The yellow glutinous rice, which is the Dominant element in my model is made by soaking the uncooked grains of rice with tumeric so as to gain the bright yellow colour. After soaking it overnight, I then steamed it in the steamer for an hour before sculpting it into a cone and letting it rest in a cup. It was pretty hard to sculpt the rice as once it sets, it gets pretty hard and it will be difficult to fix it.
Next, I started to fry the fish ball and rendang ball so as to solidify them. I fried both the fish and rendang ball so that I could pick the more suitable one to place in the final model. This ball would be my Sub-Ordinate and spherical piece, which is the smallest curvilinear item I have in my model.
The fish cracker would be my Sub-Dominant piece in the model and initially, I tried frying it myself but could never get the shape that I want and it is quite flimsy so I had a back-up pre-made one ready to fry. The diameter of this cylindrical cracker is smaller than the cone, making it a good match to be the Sub-Dominant.
I have also made my base which is the other Sub-Dominant element in my model out of glutinous rice as well and it is to also support the rest of my elements as I would be assembling my curvilinear volumes with toothpicks and satay sticks. The red chilli flowers would be my other Sub-Ordinate as I would be placing them on the base as well on the branch.

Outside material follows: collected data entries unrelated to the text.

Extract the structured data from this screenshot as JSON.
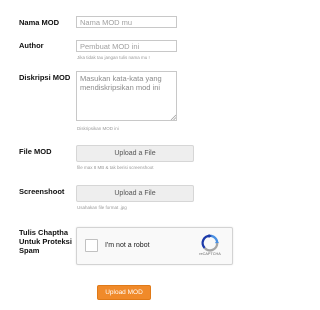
{
  "form": {
    "nama_mod": {
      "label": "Nama MOD",
      "placeholder": "Nama MOD mu"
    },
    "author": {
      "label": "Author",
      "placeholder": "Pembuat MOD ini",
      "hint": "Jika tidak tau jangan tulis nama mu !"
    },
    "deskripsi": {
      "label": "Diskripsi MOD",
      "placeholder": "Masukan kata-kata yang mendiskripsikan mod ini",
      "hint": "Diskripsikan MOD ini"
    },
    "file_mod": {
      "label": "File MOD",
      "button_label": "Upload a File",
      "hint": "file max 8 MB & tak berisi screenshoot"
    },
    "screenshoot": {
      "label": "Screenshoot",
      "button_label": "Upload a File",
      "hint": "Usahakan file format .jpg"
    },
    "captcha": {
      "label": "Tulis Chaptha Untuk Proteksi Spam",
      "checkbox_text": "I'm not a robot",
      "brand": "reCAPTCHA",
      "logo_icon": "recaptcha-icon"
    },
    "submit_label": "Upload MOD"
  },
  "colors": {
    "submit_bg": "#f08a2a",
    "recaptcha_blue": "#4a90e2",
    "recaptcha_dark_blue": "#1c3aa9",
    "recaptcha_gray": "#a6a6a6"
  }
}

Tumpeng Spring Final Model
One thing that I took away from this project would be the importance of identifying the Dominant, Sub-Dominant and Sub-Ordinate really clearly. This is because, as these are curvilinear volumes, sometimes it is possible to forget that some of the radius of the surfaces might be similar to the height of another element. As such, sketch models are very important in recognising if any part of the elements needed to be enlarged or decreased.
I also realised how the branches in Ikebana as well as my model gives the whole model a “magic touch” meaning it is much more dynamic than before and it gives the model “life”. To end it off, I will definitely keep in mind the idea of Ikebana and movement and use it in the next coming project!